MEF2A knockdown accelerates HCAEC senescence, and the underlying molecular mechanism may be involved in down-regulation of the genes related with cell proliferation, development, inflammation and survival, in which PIK3CG may play a key role.
肌细胞增强因子 2A(MEF2A)在细胞增殖、分化和存活中发挥重要作用。MEF2A 的功能缺失或突变使个体易患主要由血管内皮功能障碍引起的心血管疾病。然而,抑制 MEF2A 表达对人冠状动脉内皮细胞(HCAEC)的影响尚不清楚。在这项研究中,通过特异性小干扰 RNA(siRNA)抑制 MEF2A 的表达,并用安捷伦人类 mRNA 芯片分析 MEF2A 敲低后 mRNA 谱的变化。

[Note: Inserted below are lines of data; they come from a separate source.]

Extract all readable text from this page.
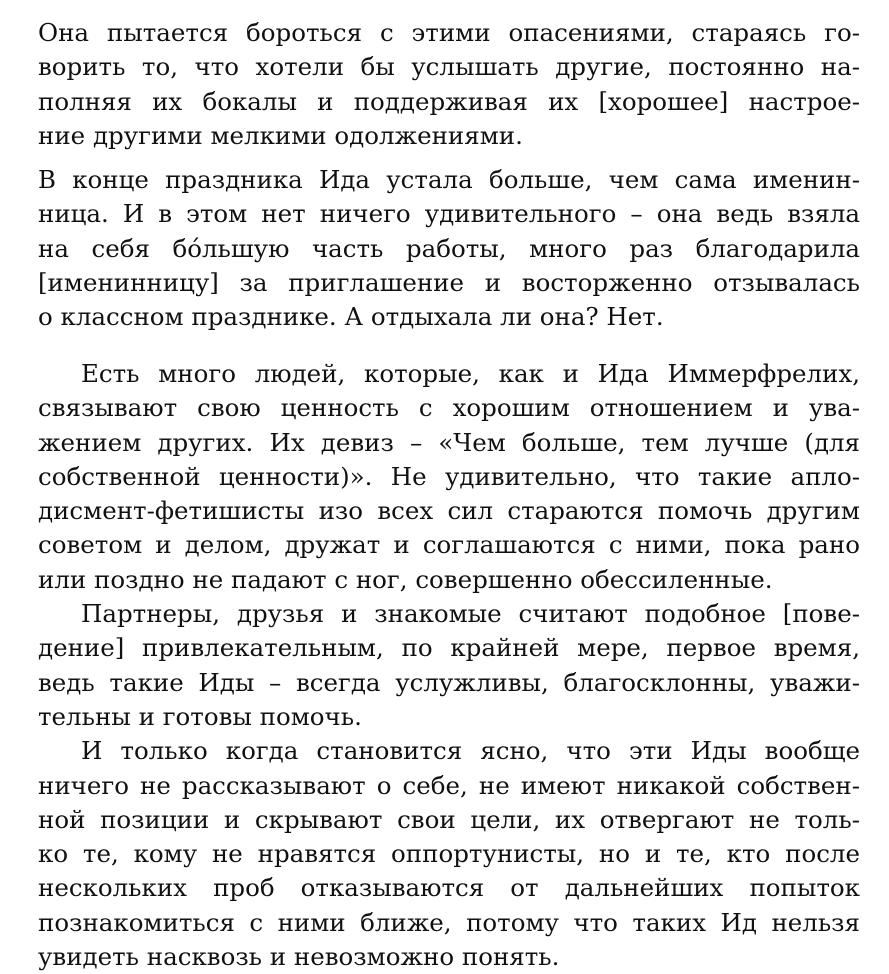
Она пытается бороться с этими опасениями, стараясь го-
ворить то, что хотели бы услышать другие, постоянно на-
полняя их бокалы и поддерживая их [хорошее] настрое-
ние другими мелкими одолжениями.
В конце праздника Ида устала больше, чем сама именин-
ница. И в этом нет ничего удивительного – она ведь взяла
на себя бо́льшую часть работы, много раз благодарила
[именинницу] за приглашение и восторженно отзывалась
о классном празднике. А отдыхала ли она? Нет.
Есть много людей, которые, как и Ида Иммерфрелих,
связывают свою ценность с хорошим отношением и ува-
жением других. Их девиз – «Чем больше, тем лучше (для
собственной ценности)». Не удивительно, что такие апло-
дисмент-фетишисты изо всех сил стараются помочь другим
советом и делом, дружат и соглашаются с ними, пока рано
или поздно не падают с ног, совершенно обессиленные.
Партнеры, друзья и знакомые считают подобное [пове-
дение] привлекательным, по крайней мере, первое время,
ведь такие Иды – всегда услужливы, благосклонны, уважи-
тельны и готовы помочь.
И только когда становится ясно, что эти Иды вообще
ничего не рассказывают о себе, не имеют никакой собствен-
ной позиции и скрывают свои цели, их отвергают не толь-
ко те, кому не нравятся оппортунисты, но и те, кто после
нескольких проб отказываются от дальнейших попыток
познакомиться с ними ближе, потому что таких Ид нельзя
увидеть насквозь и невозможно понять.
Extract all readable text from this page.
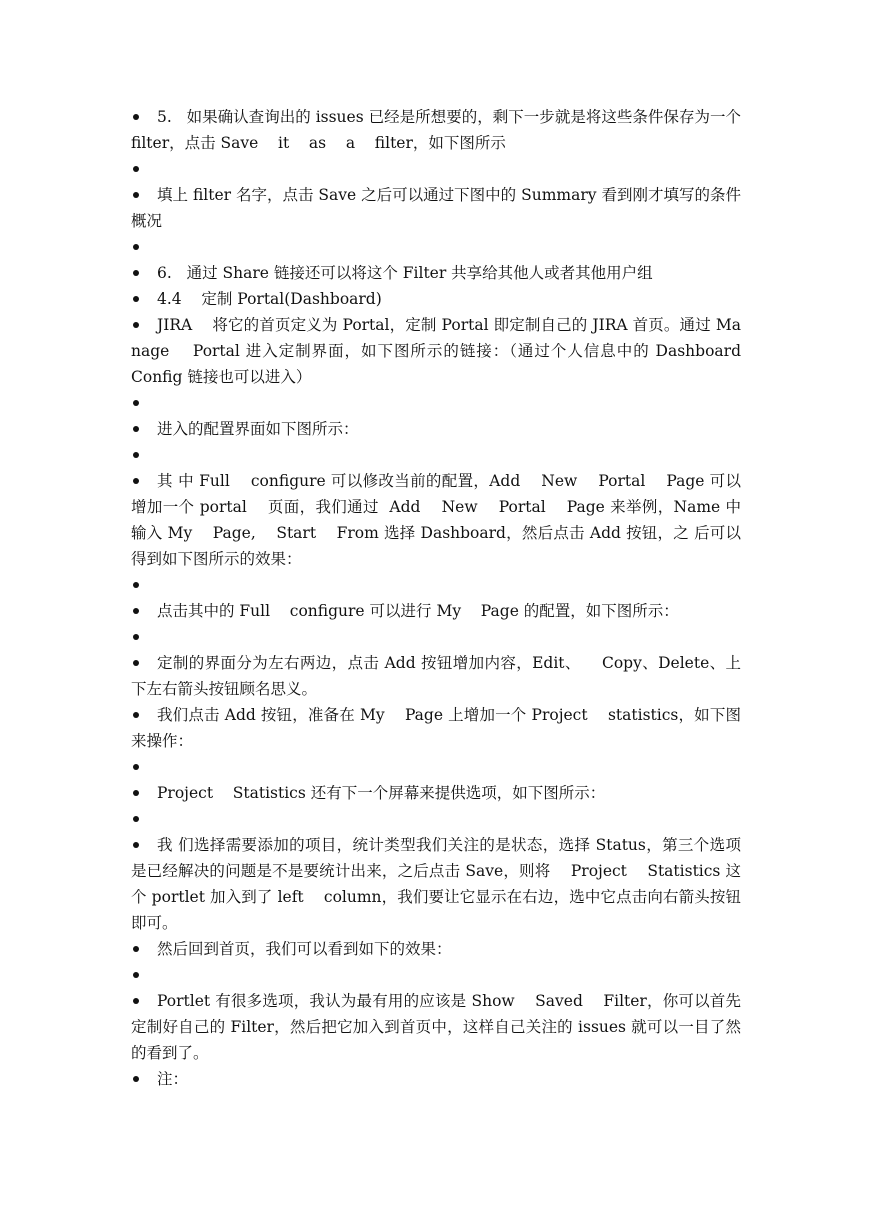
5.   如果确认查询出的 issues 已经是所想要的，剩下一步就是将这些条件保存为一个 filter，点击 Save    it    as    a    filter，如下图所示
填上 filter 名字，点击 Save 之后可以通过下图中的 Summary 看到刚才填写的条件概况
6.   通过 Share 链接还可以将这个 Filter 共享给其他人或者其他用户组
4.4    定制 Portal(Dashboard)
JIRA    将它的首页定义为 Portal，定制 Portal 即定制自己的 JIRA 首页。通过 Manage    Portal 进入定制界面，如下图所示的链接：（通过个人信息中的 Dashboard        Config 链接也可以进入）
进入的配置界面如下图所示：
其 中 Full    configure 可以修改当前的配置，Add    New    Portal    Page 可以增加一个 portal    页面，我们通过  Add    New    Portal    Page 来举例，Name 中输入 My    Page,    Start    From 选择 Dashboard，然后点击 Add 按钮，之 后可以得到如下图所示的效果：
点击其中的 Full    configure 可以进行 My    Page 的配置，如下图所示：
定制的界面分为左右两边，点击 Add 按钮增加内容，Edit、    Copy、Delete、上下左右箭头按钮顾名思义。
我们点击 Add 按钮，准备在 My    Page 上增加一个 Project    statistics，如下图来操作：
Project    Statistics 还有下一个屏幕来提供选项，如下图所示：
我 们选择需要添加的项目，统计类型我们关注的是状态，选择 Status，第三个选项是已经解决的问题是不是要统计出来，之后点击 Save，则将    Project    Statistics 这个 portlet 加入到了 left    column，我们要让它显示在右边，选中它点击向右箭头按钮即可。
然后回到首页，我们可以看到如下的效果：
Portlet 有很多选项，我认为最有用的应该是 Show    Saved    Filter，你可以首先定制好自己的 Filter，然后把它加入到首页中，这样自己关注的 issues 就可以一目了然的看到了。
注：
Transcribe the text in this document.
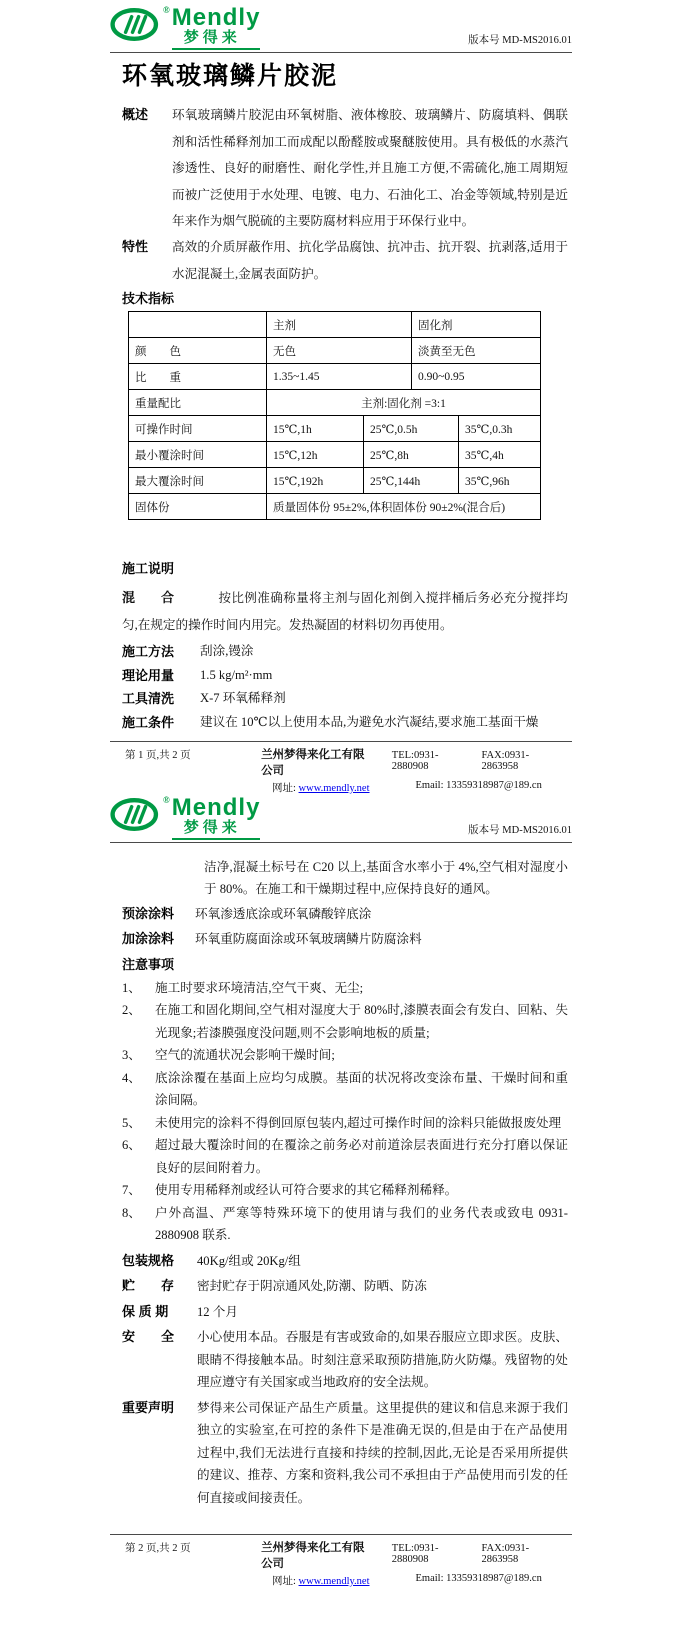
® Mendly
梦得来	版本号 MD-MS2016.01
环氧玻璃鳞片胶泥
概述	环氧玻璃鳞片胶泥由环氧树脂、液体橡胶、玻璃鳞片、防腐填料、偶联剂和活性稀释剂加工而成配以酚醛胺或聚醚胺使用。具有极低的水蒸汽渗透性、良好的耐磨性、耐化学性,并且施工方便,不需硫化,施工周期短而被广泛使用于水处理、电镀、电力、石油化工、冶金等领域,特别是近年来作为烟气脱硫的主要防腐材料应用于环保行业中。
特性	高效的介质屏蔽作用、抗化学品腐蚀、抗冲击、抗开裂、抗剥落,适用于水泥混凝土,金属表面防护。
技术指标
	主剂		固化剂	
颜　　色	无色		淡黄至无色	
比　　重	1.35~1.45		0.90~0.95	
重量配比	主剂:固化剂 =3:1			
可操作时间	15℃,1h	25℃,0.5h		35℃,0.3h
最小覆涂时间	15℃,12h	25℃,8h		35℃,4h
最大覆涂时间	15℃,192h	25℃,144h		35℃,96h
固体份	质量固体份 95±2%,体积固体份 90±2%(混合后)			
施工说明

混　　合	按比例准确称量将主剂与固化剂倒入搅拌桶后务必充分搅拌均匀,在规定的操作时间内用完。发热凝固的材料切勿再使用。

施工方法	刮涂,镘涂
理论用量	1.5 kg/m²·mm
工具清洗	X-7 环氧稀释剂
施工条件	建议在 10℃以上使用本品,为避免水汽凝结,要求施工基面干燥
第 1 页,共 2 页	兰州梦得来化工有限公司
TEL:0931-2880908
FAX:0931-2863958
网址: www.mendly.net	Email: 13359318987@189.cn
® Mendly
梦得来	版本号 MD-MS2016.01

洁净,混凝土标号在 C20 以上,基面含水率小于 4%,空气相对湿度小于 80%。在施工和干燥期过程中,应保持良好的通风。

预涂涂料	环氧渗透底涂或环氧磷酸锌底涂
加涂涂料	环氧重防腐面涂或环氧玻璃鳞片防腐涂料
注意事项
1、	施工时要求环境清洁,空气干爽、无尘;
2、	在施工和固化期间,空气相对湿度大于 80%时,漆膜表面会有发白、回粘、失光现象;若漆膜强度没问题,则不会影响地板的质量;
3、	空气的流通状况会影响干燥时间;
4、	底涂涂覆在基面上应均匀成膜。基面的状况将改变涂布量、干燥时间和重涂间隔。
5、	未使用完的涂料不得倒回原包装内,超过可操作时间的涂料只能做报废处理
6、	超过最大覆涂时间的在覆涂之前务必对前道涂层表面进行充分打磨以保证良好的层间附着力。
7、	使用专用稀释剂或经认可符合要求的其它稀释剂稀释。
8、	户外高温、严寒等特殊环境下的使用请与我们的业务代表或致电 0931-2880908 联系.
包装规格	40Kg/组或 20Kg/组
贮　　存	密封贮存于阴凉通风处,防潮、防晒、防冻
保 质 期	12 个月
安　　全	小心使用本品。吞服是有害或致命的,如果吞服应立即求医。皮肤、眼睛不得接触本品。时刻注意采取预防措施,防火防爆。残留物的处理应遵守有关国家或当地政府的安全法规。
重要声明	梦得来公司保证产品生产质量。这里提供的建议和信息来源于我们独立的实验室,在可控的条件下是准确无误的,但是由于在产品使用过程中,我们无法进行直接和持续的控制,因此,无论是否采用所提供的建议、推荐、方案和资料,我公司不承担由于产品使用而引发的任何直接或间接责任。
第 2 页,共 2 页	兰州梦得来化工有限公司
TEL:0931-2880908
FAX:0931-2863958
网址: www.mendly.net	Email: 13359318987@189.cn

在 HCAEC 中沉默 MEF2A 可加速细胞衰老并抑制细胞增殖。微阵列分析确定了 MEF2A 敲低组和阴性对照组之间差异表达的基因(DEGs)有 962 个。注释聚类分析显示,DEGs 优先富集于与增殖、发育、存活和炎症相关的基因本体论(GO)术语和京都基因与基因组百科全书(KEGG)通路。此外,578 个下调 DEGs 中有 61 个在近端启动子中至少有一个潜在的 MEF2A 结合位点,且大多数富集于“繁殖”和“心血管”的 GO 术语中。下调 DEGs 和 GO 术语“心血管”和“衰老”中的 DEGs 的蛋白质-蛋白质相互作用网络分析表明,PIK3CG、IL1B、IL8 和 PRKCB 包含在热点节点中,MEF2A 对长寿相关基因 PIK3CG 的调控已在蛋白质水平得到验证,表明 PIK3CG 可能在 MEF2A 敲低诱导的 HCAEC 衰老中发挥关键作用。
MEF2A 敲低加速 HCAEC 衰老,其潜在的分子机制可能涉及与细胞增殖、发育、炎症和存活相关的基因下调,其中 PIK3CG 可能发挥关键作用。